The tactic is also popular amongst religious folk like my new friend. I first noticed the technique with an evangelist named Hal Lindsey. If you were born before 1960, you’ll likely remember that Lindsey co-authored a 1970 best seller with Carole C. Carlson titled “The Late, Great Planet Earth.”
Reviews from the Christian church were mixed. Some of us laughed and some of us tried to ignore him.
However, when the Yom Kippur War of 1973 sent gas prices soaring, many of us wondered if the Lindsey scenario was creeping into the nonfiction section. Many began taking Lindsey so seriously that, like my young friend, they ran scared-straight into the baptismal waters.
Had we been a little smarter, I’m wondering if we might have seen how religious history was on a repeating track with Lindsey’s approach. He was using the scared-straight technique used by centuries of religious thought.
It’s a thought expressed on the old bumper sticker: “The good news is, Jesus is coming back. The bad news is, He’s ticked.” (OK, the sticker doesn’t say “ticked” but this is a family newspaper.)
The real problem with Lindsey and people like him is that they characterize the Christian faith as a war between good and evil. Indeed, they demand that the faithful make a choice between spending eternity in a bottomless pit of eternal fire or going to church three times a week. Yes, the Baptists are still going to church on Wednesday night.
The fault in this thinking is that it forces faith into an all-or-nothing proposition. Faith isn’t that way at all. Real faith is relation-based, not fear-based.
Faith is more like this: When I met my wife at a Southern Baptist Conference Center, I didn’t introduce myself by saying, ‘Marry me or you’ll burn.’ If I had, she would have dowsed me with the nearest fire extinguisher.
God doesn’t use that approach either. He doesn’t need to scare us into loving him. That’s because God is not trying to save us from this world. After all, he created this world for us.

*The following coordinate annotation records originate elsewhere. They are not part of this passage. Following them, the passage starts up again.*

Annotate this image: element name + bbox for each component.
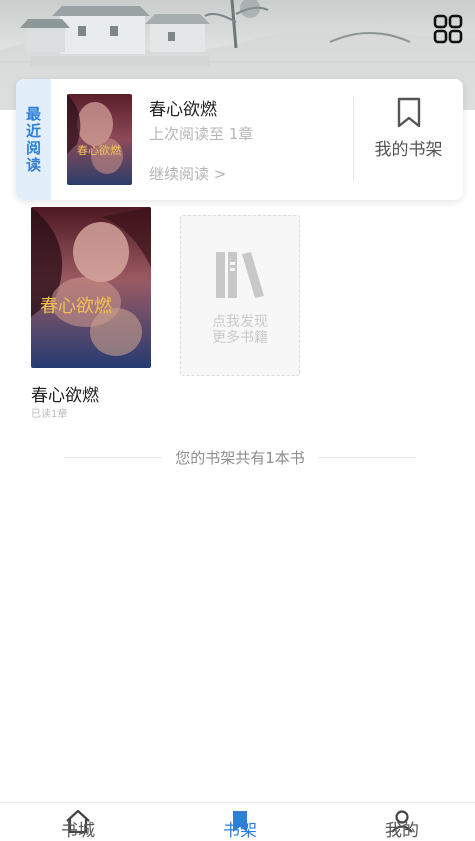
nav-item-profile[interactable]: 我的 <box>352 803 452 841</box>
bottom-nav: 书城 书架 我的 <box>0 802 475 841</box>
recent-book-cover[interactable]: 春心欲燃 <box>67 94 132 185</box>
nav-item-bookshelf[interactable]: 书架 <box>190 803 290 841</box>
discover-more-button[interactable]: 点我发现 更多书籍 <box>180 215 300 376</box>
continue-reading-link[interactable]: 继续阅读 > <box>149 163 226 184</box>
nav-label-bookshelf: 书架 <box>223 821 257 841</box>
recent-cover-text: 春心欲燃 <box>77 143 121 157</box>
shelf-count-row: 您的书架共有1本书 <box>64 446 417 468</box>
book-cover[interactable]: 春心欲燃 <box>31 207 151 368</box>
divider-line <box>316 456 417 458</box>
recent-book-title: 春心欲燃 <box>149 100 217 120</box>
book-cover-text: 春心欲燃 <box>40 296 112 317</box>
recent-reading-card[interactable]: 最近阅读 春心欲燃 春心欲燃 上次阅读至 1章 继续阅读 > 我的书架 <box>16 79 463 200</box>
my-bookshelf-label: 我的书架 <box>374 140 443 160</box>
book-title[interactable]: 春心欲燃 <box>31 381 99 406</box>
grid-icon <box>433 14 463 44</box>
divider-line <box>64 456 164 458</box>
discover-more-text: 点我发现 更多书籍 <box>212 314 268 346</box>
recent-book-progress: 上次阅读至 1章 <box>149 125 254 143</box>
books-icon <box>216 252 264 298</box>
nav-item-bookstore[interactable]: 书城 <box>28 803 128 841</box>
nav-label-bookstore: 书城 <box>61 821 95 841</box>
nav-label-profile: 我的 <box>385 821 419 841</box>
my-bookshelf-button[interactable]: 我的书架 <box>354 79 463 200</box>
grid-menu-button[interactable] <box>433 14 463 44</box>
bookmark-icon <box>397 97 421 128</box>
book-progress: 已读1章 <box>31 409 68 420</box>
shelf-count-text: 您的书架共有1本书 <box>175 448 305 467</box>
recent-reading-tag: 最近阅读 <box>16 79 51 200</box>
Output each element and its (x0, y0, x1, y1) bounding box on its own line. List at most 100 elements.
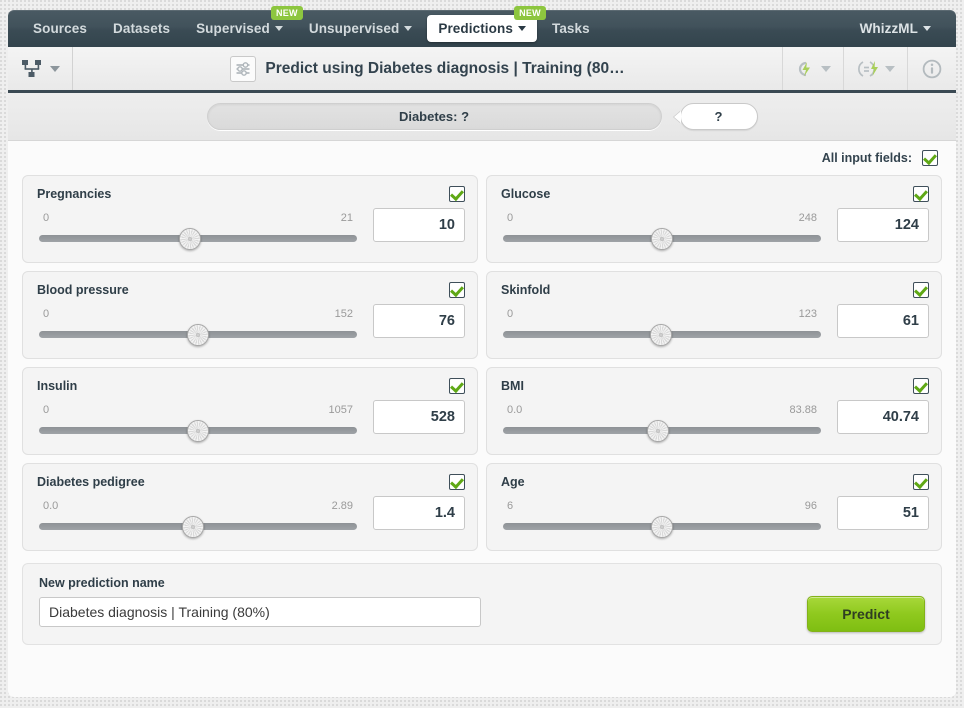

Jesus made the same point quite well, saying, “God didn’t go to all the trouble of sending his son merely to point an accusing finger, telling the world how bad it was. He came to help” (John 3:17, The Message Paraphrase).
God is all about helping us make it through our times of hurt and pain. He’s not about inventing painful situations just so he can play the super hero.
I suppose there’ll always be fortunes to be made by capitalizing on demise, death and destruction, but I will continue to place my faith in my relationship with our creator.
The Lindsey star eventually faded. The counterculture of the 1960s never became the main culture, and Lindsey’s predictions crumbled with the Berlin Wall.
These days, Lindsey is 89 years old, living in Tulsa, Oklahoma. He’s still doing video, but nowadays he’s predicting the final jihad that will come any day now. Same scared straight program, just a different station.